Edge computing solutions
Luckily, the edge computing ecosystem is growing quickly. Companies like Vercel and Netlify have edge solutions and in turn have multiple solutions for applications backed by data stores. Unlike the serverless solutions above, these solutions can be very complex and depend heavily on your specific implementation. Be sure to assess each option carefully to fit your needs.
Proxy connections via HTTP
While not ideal, adding an additional proxy layer between your business logic and database can help keep your existing infrastructure while changing as little as possible. In this case, you can use an option similar to the ones discussed in connection pooling above.
Amazon RDS Proxy and Prisma Accelerate are two options that are more "plug and play" in nature. With a bit more effort, there are some drivers that utilize websockets in order to connect from an application to a database via a proxy.
One problem that can fall out of this approach is that your functions and database should be as close together as possible. This somewhat defeats the purpose of edge functions, but implementations like Vercel Edge Functions offer ways to specify a region for your deployment. At some point you will find that as your app becomes more and more popular, replicating data across regions may be a prudent decision.
Move to a global datastore
In cases where data is being accessed world-wide, at least one global datastore is critical for good performance. Luckily, there are already a number of good solutions with many more on the way! Cloud providers like AWS have options for their products, like DynamoDB Global Tables and Aurora global databases, but there are also database-specific companies that offer multi-region capabilities!
Companies like Cockroach Labs and Fauna are great options for taking your data and replicating it through multiple regions to increase your performance. However, you should still be aware of tradeoffs, as data will need to eventually become consistent or replicated across all regions. This could be handled asynchronously, which could lead to stale data in some regions, or synchronously, where read operations will be lightning fast, but writes may still experience increased latency. After exhausting all previous options, your team will need to dive deeper into your needs and understand where data is needed.
Consider "edge-first" options
Instead of globally replicating all data, it may be necessary to move your data to different data stores depending on where it is used. In the case of configuration data related to the functions themselves, an option like Vercel Edge Config distributes configuration along with your functions leading to significantly reduced read times.
Note*: Prisma also offers Accelerate, a global database cache that could assist in colocating data with your business logic!*
Co-located configuration, when combined with a globally accessible database (and additional regional specific databases) leads to serverless, edge deployed solution that nets many benefits for your end users while mitigating issues surrounding scale and round trip time.
Wrapping up
When it comes to serverless and edge, there are many clear benefits. Reduced infrastructure costs, increased scalability, increased availability... these environments are worth exploring. However, if it was just that easy then all applications would already be both serverless and ran on the edge.

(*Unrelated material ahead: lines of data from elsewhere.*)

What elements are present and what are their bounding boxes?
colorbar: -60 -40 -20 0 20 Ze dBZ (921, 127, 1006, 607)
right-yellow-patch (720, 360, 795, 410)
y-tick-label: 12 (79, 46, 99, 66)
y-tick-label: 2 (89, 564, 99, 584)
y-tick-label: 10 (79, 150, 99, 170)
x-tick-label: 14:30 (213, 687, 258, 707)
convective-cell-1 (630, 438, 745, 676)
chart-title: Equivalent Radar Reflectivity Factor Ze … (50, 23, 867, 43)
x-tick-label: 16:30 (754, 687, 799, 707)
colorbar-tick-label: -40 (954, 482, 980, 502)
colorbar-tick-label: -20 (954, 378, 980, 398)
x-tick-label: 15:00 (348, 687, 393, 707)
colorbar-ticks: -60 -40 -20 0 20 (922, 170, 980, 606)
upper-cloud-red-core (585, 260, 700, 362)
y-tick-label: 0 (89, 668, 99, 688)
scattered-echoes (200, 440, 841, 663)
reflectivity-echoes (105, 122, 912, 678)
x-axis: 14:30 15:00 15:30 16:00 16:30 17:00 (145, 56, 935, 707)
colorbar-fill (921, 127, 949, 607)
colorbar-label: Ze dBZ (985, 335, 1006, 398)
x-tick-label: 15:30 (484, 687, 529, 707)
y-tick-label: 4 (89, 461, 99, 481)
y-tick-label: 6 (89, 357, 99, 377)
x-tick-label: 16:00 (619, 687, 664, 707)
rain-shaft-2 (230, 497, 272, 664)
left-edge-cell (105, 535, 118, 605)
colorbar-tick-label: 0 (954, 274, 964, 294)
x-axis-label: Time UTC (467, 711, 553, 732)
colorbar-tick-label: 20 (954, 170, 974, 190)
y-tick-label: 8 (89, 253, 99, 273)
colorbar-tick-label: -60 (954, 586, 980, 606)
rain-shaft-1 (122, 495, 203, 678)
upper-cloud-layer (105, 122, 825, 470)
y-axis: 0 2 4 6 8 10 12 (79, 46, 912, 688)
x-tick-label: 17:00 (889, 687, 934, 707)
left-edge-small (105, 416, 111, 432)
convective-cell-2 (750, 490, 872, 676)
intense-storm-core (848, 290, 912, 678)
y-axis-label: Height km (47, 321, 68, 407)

While applications without a backing data store can be transitioned without too much effort, applications that require a database connection will require a bit more attention to be deployed effectively.
At the end of the day, edge and serverless computing are more tools in a software engineer's tool belt. As an engineering organization you must first understand the work necessary to move your stateful application to a stateless environment. In some cases, it might not be the right move! In other cases, these deployment strategies are an excellent choice and you can get great benefits while expending a little extra time to make sure that your application is serverless-ready.